Idaho will stay at Stage 4 of reopening plan, Gov. Little says
Jacob Scholl and Ruth Brown, Idaho Statesman
Published at | Updated at
BOISE (Idaho Statesman) — Idaho Gov. Brad Little announced Thursday that the state must stay in Stage 4 of his reopening plan for at least two more weeks to combat further spread of the coronavirus.
Ada County remains in Stage 3 under the direction of Central District Health.
The state was unable to meet the criteria to exit Little’s Idaho Rebounds plan for a second time. Stage 4 began June 13 and was extended by two weeks on June 25, also because Idaho failed to meet the criteria to advance.
This time, the state saw an upward trend in new cases and an upward trend in test positivity percentage, to 10.8% for the 14-day evaluation window. It was 5.12% during the previous attempt at Stage 4.
The 14-day average of new cases per day increased from 85.9 during the first attempt to 299.7 during the second attempt.
The state needed to show a downward trend in new cases, or a downward trend in positivity percentage, or a positivity rate of less than 5% to meet one of the six criteria. It met the other five, according to information compiled by the Idaho Department of Health and Welfare.
Little also announced his intention to push to have in-person classes this fall for the state’s K-12 school system. He emphasized the need for students to be in school this fall, and the need for Idaho residents to slow the spread of COVID-19 in order to ensure schools can open.
His decision came two days after a Central District Health meeting that outlined stark numbers of the increasing hospitalizations at the St. Luke’s and Saint Alphonsus health systems due to the coronavirus. The health care systems expressed concerns about the state’s limited testing abilities and possible stress on intensive care units in Boise.
Five cities in Idaho, including Boise, Hailey, McCall, Driggs, and Moscow, have implemented public health orders mandating masks be worn in public.
Central District Health is discussing potential county-wide mask mandates for Ada and Valley counties, but the restriction hasn’t been imposed yet.

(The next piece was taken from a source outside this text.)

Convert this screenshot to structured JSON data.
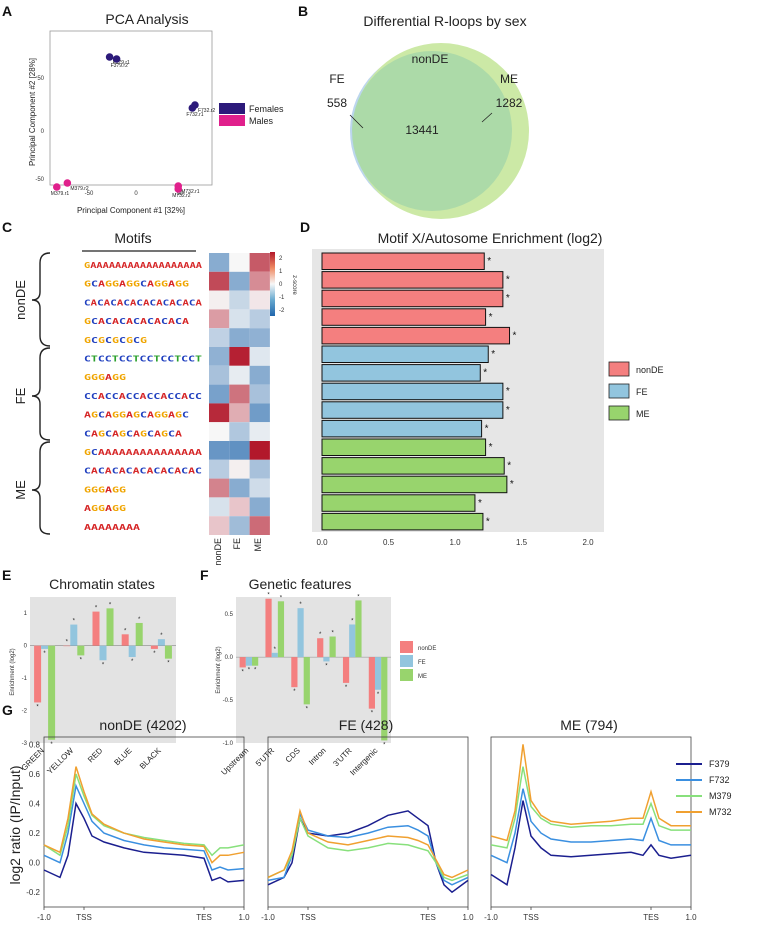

On June 25, Little extended Stage 4 of reopening for another two weeks, due to a spike in health care workers contracting the virus and increasing positive testing percentages. At the time, about 4,100 Idahoans had tested positive for the virus. Since then, the number of confirmed cases has doubled and the statewide death toll has reached 98.
Little said he supports local health districts and mayors in their decisions moving forward.
While wearing a mask is strongly recommended by the governor and health officials, Little is not mandating them statewide. He did outline that young people can also suffer real consequences of the virus, yet another reason to wear a mask.
“Some of these people that think they’re bulletproof may have a rude awakening,” Little said about people who refuse to wear masks.
Little’s plan for Idaho Rebounds outlines specific criteria that the state must meet before moving forward.
Among the criteria is a downward trend in positive cases over a 14-day period, or a downward trend in positive testing percentage. Idaho’s daily case counts are trending upward, and the positive testing percentage hit a record 11.2% for the last week reported (through July 4).
Idaho also didn’t meet these criteria in its first attempt at Stage 4 — with an upward trend in cases, upward trend in positive testing percentage and testing percentage above 5%.
On top of that, health care providers such as Saint Alphonsus, have asked people who are asymptomatic or who only have mild symptoms to not seek testing because labs are becoming overwhelmed. Instead, the health system directed those people to stay home and asked people with more severe symptoms to seek testing.
The state has also failed to see a downward trend in health care providers being infected, something that is another aspect of the criteria to move forward. As of Wednesday, 651 health care workers had been infected with the virus.
Little said after Stage 4, life will not go back to normal “until we have better control over the virus.”
When asked if it was a mistake to move into Stage 4, Little said “I hate to look back” unless it’s something to learn from.
“In hindsight, we should have given better direction to facilities we know now are higher-spread areas,” he said.
Several reporters asked if the actions Little took were enough, given the fact that that the Treasure Valley has a higher infection rate than it did in March.
“The no-action alternative would have been far worse,” Little said.
The Idaho Department of Labor announced Thursday that the state has seen a modest decrease in the number of unemployment claims filed.
“New initial claims for unemployment insurance benefits totaled 4,924 for the week ending July 4, decreasing 9% — or 493 claims — from the previous week,” the department reported in a news release.
The four-week moving average, however, increased 6% to an average of 4,564 new initial claims per week. Idaho workers who have been laid off filed 167,484 initial claims for unemployment benefits during the 16 weeks since the governor’s state of emergency declaration. That’s 2.9 times the total number of initial claims filed in all of 2019 in just three months.
As of July 4, total benefit payments attributed to COVID-19-related layoffs in Idaho had reached $602.4 million.